Il ne manquait plus désormais qu’à trouver pour l’opération le format approprié.

La ligne 14 (1/16)

Le 14 février 2012,  je n’étais pas célibataire. Et comme cela était un événement en soi, je l’appréhendais énormément, d’autant plus que nous étions au tout début de notre relation avec C. : devions-nous fêter la Saint-Valentin ? « Nous improviserons. », avait tranché C. Improviser, c’était ce que nous avions jusqu’à présent fait. Cocktails et « Pied de Cochon » pour nocturne dîner, confessions de la part de C. qui ne nous avait jamais autant rapprochés : pour moi, le Parfait avait improvisé la plus parfaite des soirées.

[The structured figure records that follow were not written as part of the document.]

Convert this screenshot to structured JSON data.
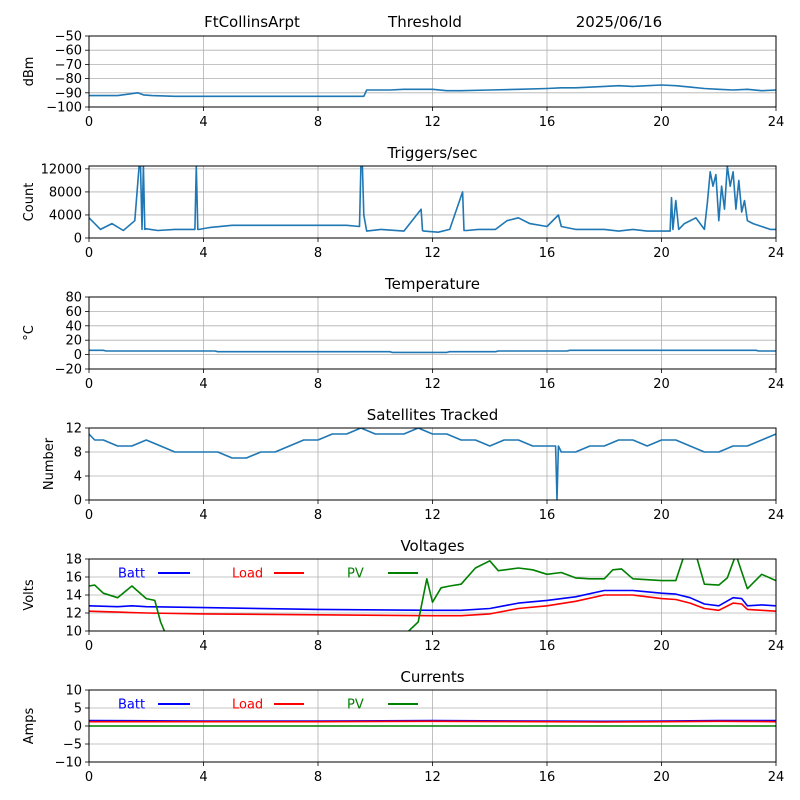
{
  "header": {
    "station": "FtCollinsArpt",
    "mode": "Threshold",
    "date": "2025/06/16"
  },
  "colors": {
    "line": "#1f77b4",
    "batt": "#0000ff",
    "load": "#ff0000",
    "pv": "#008000"
  },
  "chart_data": [
    {
      "type": "line",
      "title": "",
      "ylabel": "dBm",
      "ylim": [
        -100,
        -50
      ],
      "yticks": [
        -100,
        -90,
        -80,
        -70,
        -60,
        -50
      ],
      "ytick_labels": [
        "−100",
        "−90",
        "−80",
        "−70",
        "−60",
        "−50"
      ],
      "xlim": [
        0,
        24
      ],
      "xticks": [
        0,
        4,
        8,
        12,
        16,
        20,
        24
      ],
      "grid": true,
      "series": [
        {
          "name": "",
          "x": [
            0,
            1,
            1.7,
            1.9,
            2.2,
            3,
            4,
            6,
            8,
            9.6,
            9.7,
            10.5,
            11,
            12,
            12.5,
            13,
            14,
            15,
            16,
            16.5,
            17,
            18,
            18.5,
            19,
            19.5,
            20,
            20.5,
            21,
            21.5,
            22,
            22.5,
            23,
            23.5,
            24
          ],
          "y": [
            -92,
            -92,
            -90,
            -91.5,
            -92,
            -92.5,
            -92.5,
            -92.5,
            -92.5,
            -92.5,
            -88,
            -88,
            -87.5,
            -87.5,
            -88.5,
            -88.5,
            -88,
            -87.5,
            -87,
            -86.5,
            -86.5,
            -85.5,
            -85,
            -85.5,
            -85,
            -84.5,
            -85,
            -86,
            -87,
            -87.5,
            -88,
            -87.5,
            -88.5,
            -88
          ]
        }
      ]
    },
    {
      "type": "line",
      "title": "Triggers/sec",
      "ylabel": "Count",
      "ylim": [
        0,
        12500
      ],
      "yticks": [
        0,
        4000,
        8000,
        12000
      ],
      "ytick_labels": [
        "0",
        "4000",
        "8000",
        "12000"
      ],
      "xlim": [
        0,
        24
      ],
      "xticks": [
        0,
        4,
        8,
        12,
        16,
        20,
        24
      ],
      "grid": true,
      "series": [
        {
          "name": "",
          "x": [
            0,
            0.4,
            0.8,
            1.2,
            1.6,
            1.75,
            1.8,
            1.85,
            1.9,
            1.95,
            2.0,
            2.4,
            3.0,
            3.7,
            3.75,
            3.8,
            3.85,
            4.2,
            5,
            6,
            7,
            8,
            9,
            9.45,
            9.5,
            9.55,
            9.6,
            9.7,
            10.2,
            11,
            11.6,
            11.65,
            11.7,
            12.2,
            12.6,
            13.05,
            13.1,
            13.2,
            13.6,
            14.2,
            14.6,
            15,
            15.4,
            16,
            16.4,
            16.5,
            17,
            18,
            18.5,
            19,
            19.5,
            20,
            20.3,
            20.35,
            20.4,
            20.5,
            20.6,
            20.8,
            21.2,
            21.5,
            21.6,
            21.7,
            21.8,
            21.9,
            22.0,
            22.1,
            22.2,
            22.3,
            22.4,
            22.5,
            22.6,
            22.7,
            22.8,
            22.9,
            23.0,
            23.2,
            23.5,
            23.8,
            24
          ],
          "y": [
            3500,
            1500,
            2500,
            1300,
            3000,
            12500,
            12500,
            1500,
            12500,
            1500,
            1600,
            1300,
            1500,
            1500,
            12500,
            1500,
            1500,
            1800,
            2200,
            2200,
            2200,
            2200,
            2200,
            2000,
            12500,
            12500,
            4000,
            1200,
            1500,
            1200,
            5000,
            1300,
            1200,
            1000,
            1500,
            8000,
            1300,
            1300,
            1500,
            1500,
            3000,
            3500,
            2500,
            2000,
            4000,
            2000,
            1500,
            1500,
            1200,
            1500,
            1200,
            1200,
            1200,
            7000,
            1500,
            6500,
            1500,
            2500,
            3500,
            1500,
            6000,
            11500,
            9000,
            11000,
            3000,
            9000,
            5000,
            12500,
            9000,
            11500,
            5000,
            10000,
            4500,
            6500,
            3000,
            2500,
            2000,
            1500,
            1500
          ]
        }
      ]
    },
    {
      "type": "line",
      "title": "Temperature",
      "ylabel": "°C",
      "ylim": [
        -20,
        80
      ],
      "yticks": [
        -20,
        0,
        20,
        40,
        60,
        80
      ],
      "ytick_labels": [
        "−20",
        "0",
        "20",
        "40",
        "60",
        "80"
      ],
      "xlim": [
        0,
        24
      ],
      "xticks": [
        0,
        4,
        8,
        12,
        16,
        20,
        24
      ],
      "grid": true,
      "series": [
        {
          "name": "",
          "x": [
            0,
            0.5,
            0.6,
            4.4,
            4.5,
            10.5,
            10.6,
            12.5,
            12.6,
            14.2,
            14.3,
            16.7,
            16.8,
            23.3,
            23.4,
            24
          ],
          "y": [
            6,
            6,
            5,
            5,
            4,
            4,
            3,
            3,
            4,
            4,
            5,
            5,
            6,
            6,
            5,
            5
          ]
        }
      ]
    },
    {
      "type": "line",
      "title": "Satellites Tracked",
      "ylabel": "Number",
      "ylim": [
        0,
        12
      ],
      "yticks": [
        0,
        4,
        8,
        12
      ],
      "ytick_labels": [
        "0",
        "4",
        "8",
        "12"
      ],
      "xlim": [
        0,
        24
      ],
      "xticks": [
        0,
        4,
        8,
        12,
        16,
        20,
        24
      ],
      "grid": true,
      "series": [
        {
          "name": "",
          "x": [
            0,
            0.2,
            0.5,
            1,
            1.5,
            2,
            2.5,
            3,
            3.5,
            4,
            4.5,
            5,
            5.5,
            6,
            6.5,
            7,
            7.5,
            8,
            8.5,
            9,
            9.5,
            10,
            10.5,
            11,
            11.5,
            12,
            12.5,
            13,
            13.5,
            14,
            14.5,
            15,
            15.5,
            16,
            16.3,
            16.35,
            16.4,
            16.5,
            17,
            17.5,
            18,
            18.5,
            19,
            19.5,
            20,
            20.5,
            21,
            21.5,
            22,
            22.5,
            23,
            23.5,
            24
          ],
          "y": [
            11,
            10,
            10,
            9,
            9,
            10,
            9,
            8,
            8,
            8,
            8,
            7,
            7,
            8,
            8,
            9,
            10,
            10,
            11,
            11,
            12,
            11,
            11,
            11,
            12,
            11,
            11,
            10,
            10,
            9,
            10,
            10,
            9,
            9,
            9,
            0,
            9,
            8,
            8,
            9,
            9,
            10,
            10,
            9,
            10,
            10,
            9,
            8,
            8,
            9,
            9,
            10,
            11
          ]
        }
      ]
    },
    {
      "type": "line",
      "title": "Voltages",
      "ylabel": "Volts",
      "ylim": [
        10,
        18
      ],
      "yticks": [
        10,
        12,
        14,
        16,
        18
      ],
      "ytick_labels": [
        "10",
        "12",
        "14",
        "16",
        "18"
      ],
      "xlim": [
        0,
        24
      ],
      "xticks": [
        0,
        4,
        8,
        12,
        16,
        20,
        24
      ],
      "grid": true,
      "series": [
        {
          "name": "Batt",
          "x": [
            0,
            1,
            1.5,
            2,
            4,
            8,
            12,
            13,
            14,
            15,
            16,
            17,
            18,
            19,
            20,
            20.5,
            21,
            21.5,
            22,
            22.5,
            22.8,
            23,
            23.5,
            24
          ],
          "y": [
            12.8,
            12.7,
            12.8,
            12.7,
            12.6,
            12.4,
            12.3,
            12.3,
            12.5,
            13.1,
            13.4,
            13.8,
            14.5,
            14.5,
            14.2,
            14.1,
            13.7,
            13.0,
            12.8,
            13.7,
            13.6,
            12.8,
            12.9,
            12.8
          ]
        },
        {
          "name": "Load",
          "x": [
            0,
            1,
            2,
            4,
            8,
            12,
            13,
            14,
            15,
            16,
            17,
            18,
            19,
            20,
            20.5,
            21,
            21.5,
            22,
            22.5,
            22.8,
            23,
            23.5,
            24
          ],
          "y": [
            12.2,
            12.1,
            12.0,
            11.9,
            11.8,
            11.7,
            11.7,
            11.9,
            12.5,
            12.8,
            13.3,
            14.0,
            14.0,
            13.6,
            13.5,
            13.1,
            12.5,
            12.3,
            13.1,
            13.0,
            12.4,
            12.3,
            12.2
          ]
        },
        {
          "name": "PV",
          "x": [
            0,
            0.2,
            0.5,
            1,
            1.5,
            2,
            2.3,
            2.5,
            2.7,
            11,
            11.5,
            11.8,
            12,
            12.3,
            12.6,
            13,
            13.5,
            14,
            14.3,
            15,
            15.5,
            16,
            16.5,
            17,
            17.5,
            18,
            18.3,
            18.6,
            19,
            19.5,
            20,
            20.5,
            20.8,
            21.2,
            21.5,
            22,
            22.3,
            22.6,
            23,
            23.5,
            24
          ],
          "y": [
            15,
            15.1,
            14.2,
            13.7,
            15.0,
            13.6,
            13.4,
            11.0,
            9.5,
            9.5,
            11.0,
            15.8,
            13.2,
            14.8,
            15.0,
            15.2,
            17.0,
            17.8,
            16.7,
            17.0,
            16.8,
            16.3,
            16.5,
            15.9,
            15.8,
            15.8,
            16.8,
            16.9,
            15.8,
            15.7,
            15.6,
            15.6,
            18.5,
            18.5,
            15.2,
            15.1,
            15.9,
            18.5,
            14.7,
            16.3,
            15.6
          ]
        }
      ],
      "legend": "top-left"
    },
    {
      "type": "line",
      "title": "Currents",
      "ylabel": "Amps",
      "ylim": [
        -10,
        10
      ],
      "yticks": [
        -10,
        -5,
        0,
        5,
        10
      ],
      "ytick_labels": [
        "−10",
        "−5",
        "0",
        "5",
        "10"
      ],
      "xlim": [
        0,
        24
      ],
      "xticks": [
        0,
        4,
        8,
        12,
        16,
        20,
        24
      ],
      "grid": true,
      "series": [
        {
          "name": "Batt",
          "x": [
            0,
            4,
            8,
            12,
            16,
            18,
            20,
            22,
            24
          ],
          "y": [
            1.5,
            1.4,
            1.4,
            1.5,
            1.4,
            1.3,
            1.4,
            1.5,
            1.5
          ]
        },
        {
          "name": "Load",
          "x": [
            0,
            4,
            8,
            12,
            16,
            18,
            20,
            22,
            24
          ],
          "y": [
            1.2,
            1.2,
            1.2,
            1.3,
            1.2,
            1.1,
            1.2,
            1.3,
            1.2
          ]
        },
        {
          "name": "PV",
          "x": [
            0,
            24
          ],
          "y": [
            0,
            0
          ]
        }
      ],
      "legend": "top-left"
    }
  ]
}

Le 14 février 2013, j’allais être célibataire. Et cette date, je l’appréhendais encore plus que la précédente année. Comment s’extraire du temps qui passe, échapper aux dates redoutées qui avancent vers nous comme des missiles apprivoisés ? En tentant de contrer l’inexorable, de se rendre plus intelligent que ce qui ne l’est pas. J’allais donc transformer ce jour redouté en la plus belle journée qui soit, en une journée célébrée. Mais qu’est-ce qui pouvait me rendre aussi heureux que d’aimer et de me sentir aimé, qu’est-ce qui pouvait m’épanouir autant et au final moi aussi me célébrer ? La réponse vint comme une évidence : voir mon manuscrit publié.